Dos semanas después, se sentó a su lado. Lento, inseguro, como quien ha olvidado cómo compartir espacio con otro.

—¿A quién perdiste tú? —preguntó, sin mirarla.

Laura se sobresaltó. Primero por la pregunta directa, luego por lo que implicaba. Respiró hondo antes de responder, como si sacara algo que llevaba guardado demasiado tiempo.

—A mi hermano. ¿Y tú?

—A mi madre. Hace tres años. Me quedé dormido y desapareció.

Lo dijo sin emociones, como si recitara la duración de una película. Luego se levantó y se marchó. Sin despedirse, pero sin rechazo; como quien está acostumbrado a que nadie se quede.

Desde entonces, compartían silencio en la estación. A veces él dibujaba en los márgenes de un periódico viejo. Otras, ella leía, sumergida en las palabras. A menudo, miraban juntos los trenes partir. Uno tras otro, como un latido constante.

De vez en cuando, él lanzaba preguntas breves: —¿Eres médica? ¿Siempre estás sola?— Pero apartaba la mirada en cuanto recibía respuesta. Ella no insistía. Sabía que su confianza era frágil, como un pájaro posado en un cable.

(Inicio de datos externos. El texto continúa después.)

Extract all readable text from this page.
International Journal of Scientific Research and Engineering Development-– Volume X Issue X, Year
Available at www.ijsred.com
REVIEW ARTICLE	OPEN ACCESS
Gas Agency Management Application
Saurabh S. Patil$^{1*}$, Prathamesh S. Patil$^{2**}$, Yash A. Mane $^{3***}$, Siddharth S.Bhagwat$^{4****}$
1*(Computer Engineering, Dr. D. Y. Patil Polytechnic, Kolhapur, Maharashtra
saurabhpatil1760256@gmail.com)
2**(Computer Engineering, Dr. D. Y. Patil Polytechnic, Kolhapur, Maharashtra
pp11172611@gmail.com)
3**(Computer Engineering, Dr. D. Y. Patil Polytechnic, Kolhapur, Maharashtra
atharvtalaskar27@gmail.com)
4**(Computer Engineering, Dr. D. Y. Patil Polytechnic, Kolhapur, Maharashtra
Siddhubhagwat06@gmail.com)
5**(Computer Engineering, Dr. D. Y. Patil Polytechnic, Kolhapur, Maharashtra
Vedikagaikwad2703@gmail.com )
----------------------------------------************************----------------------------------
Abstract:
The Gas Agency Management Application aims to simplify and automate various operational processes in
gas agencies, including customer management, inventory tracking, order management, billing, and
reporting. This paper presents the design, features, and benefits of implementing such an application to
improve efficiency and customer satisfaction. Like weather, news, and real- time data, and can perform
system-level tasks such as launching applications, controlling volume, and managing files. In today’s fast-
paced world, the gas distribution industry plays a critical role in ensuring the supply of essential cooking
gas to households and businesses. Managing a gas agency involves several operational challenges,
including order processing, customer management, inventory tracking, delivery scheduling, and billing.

Nunca le preguntó dónde dormía. No por indiferencia, sino porque sospechaba que, cuando estuviera listo, él mismo lo diría. Y quizá en eso consistía la confianza: en estar, sin exigir más que compañía.

Un día no apareció. Ni al siguiente. Recorrió la estación, preguntó a seguridad. Le respondieron con indiferencia: —Aquí hay muchos niños. Todos tienen su historia—. Como si fueran cifras, no personas.

Una semana después, lo encontró en un paso subterráneo. Tumbado sobre cartón, arropado con la chaqueta que ella le había regalado. Pálido, los labios agrietados. Respirando apenas, con una fragilidad que le partió el alma. Porque nadie, ni los más fuertes, deberían estar tan solos.

En el hospital, pasó cuatro días inconsciente. Ella no se movió de su lado. Leía en voz alta, le acariciaba el hombro, ignorando si la oía.

Cuando despertó, susurró:

—Pensé que no vendrías.

La voz era áspera, como salida de un lugar olvidado. Ella le apretó la mano, tan fuerte como para asegurarse de que ambos estaban vivos.

—Siempre vendré —respondió—. Aunque no me llames. Aunque guardes silencio.

Un mes después, inició los trámites de acogida. No fue fácil: dudas, papeleo, noches en vela. Pero al verlo dormir en su sofá, supo que era su oportunidad. No para llenar un vacío, sino para encontrar sentido. Él no reemplazaba a su hermano. Pero era quien le preguntaba —¿Has sonreído hoy?— como si eso importara.

Dos años después, él iba al colegio con un bocadillo en la mochila. Tenía una manta con ositos, una taza desconchada y un cuaderno donde dibujaba trenes. En la primera página había escrito:

*«No sé dónde duermes, mamá. Pero ahora sé dónde despertarme»*.

Laura guardaba esas palabras como un tesoro. Cada vez que las releía, sentía que algo, en medio del caos, permanecía intacto.